Ce programme fait suite au discours du président Barack Obama au Caire en 2009. Il y a évoqué la manière dont les Etats-Unis pourraient changer leur relation avec les pays musulmans. Les envoyés scientifiques étaient une des pistes qu’il voulait explorer. Le but du programme consiste à construire des ponts en matière de science entre ces pays et les Etats-Unis. Pour l’instant, j’ai organisé en juillet 2011 une première rencontre de trois jours entre une quarantaine de jeunes chercheurs indonésiens et autant d’Américains. L’opération devrait se répéter chaque année. Je cherche également à faire en sorte que le gouvernement indonésien alloue plus de ressources à la science. Aujourd’hui, il y consacre seulement 0,06% de son PIB, ce qui est vingt fois moins qu’en Occident. Avec l’aide de la Banque mondiale, nous essayons de mettre en œuvre une sorte de Fondation nationale pour la science qui donnerait leur chance aux jeunes chercheurs d’entrer en compétition entre eux et avec les anciens parfois un peu trop bien établis.
Et le Pakistan?
Il est plus difficile de travailler dans ce pays pour des raisons de sécurité. J’essaye néanmoins de faire en sorte que les scientifiques aient plus d’influence sur leur gouvernement. Ils pourraient améliorer la vie du pays en participant davantage à la prise de décision en matière d’environnement et de santé par exemple. Mais ils sont très peu écoutés. J’ai également découvert qu’aux Etats-Unis vivent un grand nombre de scientifiques d’origine pakistanaise , qui désirent aider leur pays et même rentrer au pays pour cela. J’essaye de trouver le moyen de les rendre plus efficaces.
Vous avez travaillé une année à Genève au début de votre carrière de biochimiste. Quels souvenirs en gardez-vous?
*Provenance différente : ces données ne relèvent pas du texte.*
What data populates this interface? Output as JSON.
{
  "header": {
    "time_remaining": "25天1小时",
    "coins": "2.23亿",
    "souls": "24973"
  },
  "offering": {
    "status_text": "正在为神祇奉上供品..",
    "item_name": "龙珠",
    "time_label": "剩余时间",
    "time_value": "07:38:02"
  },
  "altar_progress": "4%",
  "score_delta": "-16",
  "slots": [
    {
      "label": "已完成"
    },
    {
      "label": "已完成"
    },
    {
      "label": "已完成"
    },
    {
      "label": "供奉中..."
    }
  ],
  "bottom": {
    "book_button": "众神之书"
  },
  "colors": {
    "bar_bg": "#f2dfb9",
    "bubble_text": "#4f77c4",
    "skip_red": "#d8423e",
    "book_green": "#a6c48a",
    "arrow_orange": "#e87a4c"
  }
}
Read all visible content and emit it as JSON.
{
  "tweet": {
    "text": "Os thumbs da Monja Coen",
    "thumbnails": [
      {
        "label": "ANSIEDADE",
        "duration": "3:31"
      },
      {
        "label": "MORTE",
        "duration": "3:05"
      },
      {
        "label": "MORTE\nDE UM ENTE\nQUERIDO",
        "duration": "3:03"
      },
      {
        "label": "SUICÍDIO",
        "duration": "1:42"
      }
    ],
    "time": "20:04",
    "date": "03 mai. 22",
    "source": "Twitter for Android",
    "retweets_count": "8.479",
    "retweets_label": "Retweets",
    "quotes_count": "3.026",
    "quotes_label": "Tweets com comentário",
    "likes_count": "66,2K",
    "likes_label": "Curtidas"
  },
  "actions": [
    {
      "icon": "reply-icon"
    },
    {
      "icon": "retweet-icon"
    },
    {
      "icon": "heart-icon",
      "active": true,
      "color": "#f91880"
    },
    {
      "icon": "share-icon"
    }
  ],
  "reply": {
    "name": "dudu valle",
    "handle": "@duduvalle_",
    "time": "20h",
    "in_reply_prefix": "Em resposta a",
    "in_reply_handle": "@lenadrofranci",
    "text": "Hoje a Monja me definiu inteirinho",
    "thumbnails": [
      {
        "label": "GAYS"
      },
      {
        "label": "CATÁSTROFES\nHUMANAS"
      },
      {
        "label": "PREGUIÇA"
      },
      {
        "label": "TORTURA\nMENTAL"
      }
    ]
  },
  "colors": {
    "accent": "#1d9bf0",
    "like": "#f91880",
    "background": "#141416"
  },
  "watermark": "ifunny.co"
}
Je suis venu ici entre 1965 et 1966 pour accomplir un post-doc et, surtout, suivre Alfred Tissière, un célèbre alpiniste et biochimiste suisse qui avait réalisé du très beau travail sur la structure et la fonction des ribosomes, la synthèse des ARNs messagers et la synthèse de protéines. Je l’ai rencontré à Harvard, où il passait une année dans le laboratoire de Jim Watson, codécouvreur, avec Francis Crick, de la structure en double hélice de l’ADN. Il est ensuite rentré en Suisse et, avec le professeur Edouard Kellenberger, il a fondé à l’Université de Genève en 1964 l’Institut de biologie moléculaire, l’un des premiers au monde. Cela semblait une aventure très excitante et tout un groupe d’Américains, dont moi, ont voulu s’y rendre. C’était une année formidable, pleine d’énergie et d’activité. Jim Watson a passé à son tour une année à Genève à cette époque. Il y avait plein de chercheurs brillants, dont Richard Epstein. Il a bien fallu que je rentre mais je serais bien resté plus longtemps.